As a subscriber to your aggregated content I know I'll get a certain value out of situation #1. The actions performed by you as a sender are intentional. You specifically wanted me to see those things.
Now take situation to the extreme and assume you have been aggregating content like this for a year or so. You are sharing these incredible amounts of aggregated content and actions with anyone that is subscribed to you. It might all be very valuable to the receiver, or it might not. But because you do not have to make any decisions anymore on what you do and do not share, you will be sharing lots of things without intent. You probably really didn't mean everything to be shared with everyone. As a result, the receiver is forced to find the good stuff (the signal) through this constant, never ending (noisy) stream of data from Mark Dykeman.
That's the difference in my mind between intentional and unintentional sharing.I'm not so sure about the introvert/extrovert notion. It'll be a factor, but relatively small. Everyone on the web is much more extrovert then in real-life. It's much easier and less frightening to behave like that on-line.
Aggregation is making life easier for the sender, but it is only really valuable for the receiver if the sender uses intent ;-)
On the other hand, blogging is intentionally opening yourself up on a site that is all your own, there is not other noise of other people included into the mix. You have to consciously decide what you will be sharing with your audience, and a blog post generally has more involved than what song you like, a photo you took, or whatever tidbit you have shared on Twitter.

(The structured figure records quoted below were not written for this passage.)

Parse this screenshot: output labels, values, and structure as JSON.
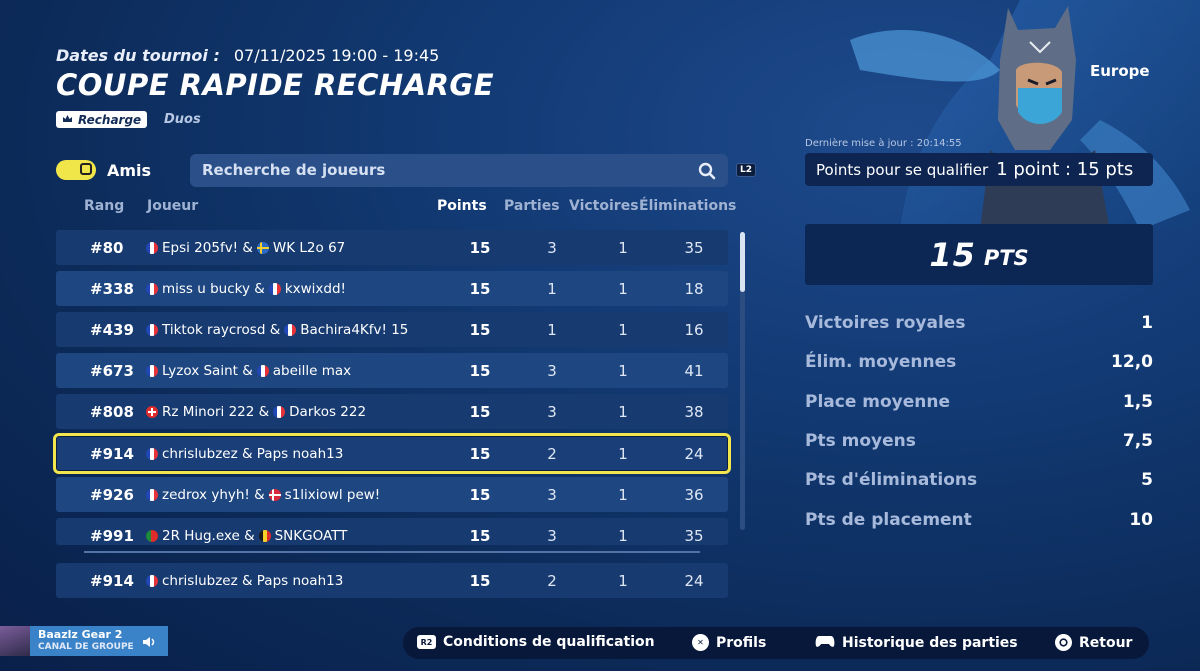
{
  "header": {
    "dates_label": "Dates du tournoi :",
    "dates_value": "07/11/2025 19:00 - 19:45",
    "title": "COUPE RAPIDE RECHARGE",
    "tag": "Recharge",
    "mode": "Duos"
  },
  "filters": {
    "friends_label": "Amis",
    "search_placeholder": "Recherche de joueurs",
    "search_button_hint": "L2"
  },
  "table": {
    "headers": [
      "Rang",
      "Joueur",
      "Points",
      "Parties",
      "Victoires",
      "Éliminations"
    ],
    "rows": [
      {
        "rank": "#80",
        "p1": "Epsi 205fv! &",
        "f1": "fr",
        "p2": "WK L2o 67",
        "f2": "se",
        "points": "15",
        "games": "3",
        "wins": "1",
        "elims": "35"
      },
      {
        "rank": "#338",
        "p1": "miss u bucky &",
        "f1": "fr",
        "p2": "kxwixdd!",
        "f2": "fr",
        "points": "15",
        "games": "1",
        "wins": "1",
        "elims": "18"
      },
      {
        "rank": "#439",
        "p1": "Tiktok raycrosd &",
        "f1": "fr",
        "p2": "Bachira4Kfv! 15",
        "f2": "fr",
        "points": "15",
        "games": "1",
        "wins": "1",
        "elims": "16"
      },
      {
        "rank": "#673",
        "p1": "Lyzox Saint &",
        "f1": "fr",
        "p2": "abeille max",
        "f2": "fr",
        "points": "15",
        "games": "3",
        "wins": "1",
        "elims": "41"
      },
      {
        "rank": "#808",
        "p1": "Rz Minori 222 &",
        "f1": "ch",
        "p2": "Darkos 222",
        "f2": "fr",
        "points": "15",
        "games": "3",
        "wins": "1",
        "elims": "38"
      },
      {
        "rank": "#914",
        "p1": "chrislubzez & Paps noah13",
        "f1": "fr",
        "p2": "",
        "f2": "",
        "points": "15",
        "games": "2",
        "wins": "1",
        "elims": "24"
      },
      {
        "rank": "#926",
        "p1": "zedrox yhyh! &",
        "f1": "fr",
        "p2": "s1lixiowl pew!",
        "f2": "dk",
        "points": "15",
        "games": "3",
        "wins": "1",
        "elims": "36"
      },
      {
        "rank": "#991",
        "p1": "2R Hug.exe &",
        "f1": "pt",
        "p2": "SNKGOATT",
        "f2": "be",
        "points": "15",
        "games": "3",
        "wins": "1",
        "elims": "35"
      }
    ],
    "self_row": {
      "rank": "#914",
      "player": "chrislubzez & Paps noah13",
      "points": "15",
      "games": "2",
      "wins": "1",
      "elims": "24"
    }
  },
  "panel": {
    "region": "Europe",
    "last_update": "Dernière mise à jour : 20:14:55",
    "qualify_label": "Points pour se qualifier",
    "qualify_value": "1 point : 15 pts",
    "score_value": "15",
    "score_unit": "PTS",
    "stats": [
      {
        "label": "Victoires royales",
        "value": "1"
      },
      {
        "label": "Élim. moyennes",
        "value": "12,0"
      },
      {
        "label": "Place moyenne",
        "value": "1,5"
      },
      {
        "label": "Pts moyens",
        "value": "7,5"
      },
      {
        "label": "Pts d'éliminations",
        "value": "5"
      },
      {
        "label": "Pts de placement",
        "value": "10"
      }
    ]
  },
  "party": {
    "name": "Baazlz Gear 2",
    "channel": "CANAL DE GROUPE"
  },
  "bottom": {
    "qual_hint": "R2",
    "qual": "Conditions de qualification",
    "profiles": "Profils",
    "history": "Historique des parties",
    "back": "Retour"
  },
  "colors": {
    "accent_yellow": "#f2e64e",
    "background": "#123a74"
  }
}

I have started several blogs over the past couple of years, but I have been unable to maintain most of them. As an introvert, I find it very difficult to go back and post and bare my soul on a regular basis.
I may not be all that interesting to follow, but I find it much easier to share things on FriendFeed than to share my soul with blogging. I do have one blog that I have been able to stay very active on and I really think that is because it is a photo blog and I am only writing short paragraphs to go with the photos, rather than sitting down to share my thoughts on a specific topic.
Although I disagree with your theory, I want to tell you that I very much enjoy you taking the time to look into the psychology of blogging and social media in regards to the introvert/extrovert.
It's good to hear from another introvert about this.
The more important factor, as you point out, is the intent. It may be true that introvert need a sense of purpose to do something that extraverts could function without.
My two pence.
Patrice
Admittedly, after using Twitter for several weeks I still think the value there is pretty small, compared to blogging, because the form is so restrictive that there's very little content. If that's an example of "lifestreaming", then I'd agree that it's low-cost, but you get what you pay for.
I read Sarah Perez' article and while it might be the way blogging will go, it seems at odds with the way blogging should go. Rather than trying to pack more and more non-content onto a single page, we need tools that will present the content in an elegant, readable form, and help people to find real content and not have to slog through all the "Going to lunch now" Twittering noise.
While this sort of web site might have helped Julia Allison (who?) achieve some level of fame, I think Perez mistakes a handful of success stories for a web-wide trend. How many non-success stories are there are every Julia Allison, and how many people are reading them?
Thing about Twitter is that it's best used as a broadcasting mechanism. If you have a lot of people following you, it's a good way to broadcast links and other short bits of information. However, if that's all you do then you probably won't have much of an audience. I didn't think much of Twitter at once, but I'm starting to see it as more of a newswire thing.
No doubt lifestreaming will appeal to some people, so I do expect it to grow. Will it displace blogging? I doubt it, but I think it will pick up an audience and users who don't currently blog today because it will fit their own interests better.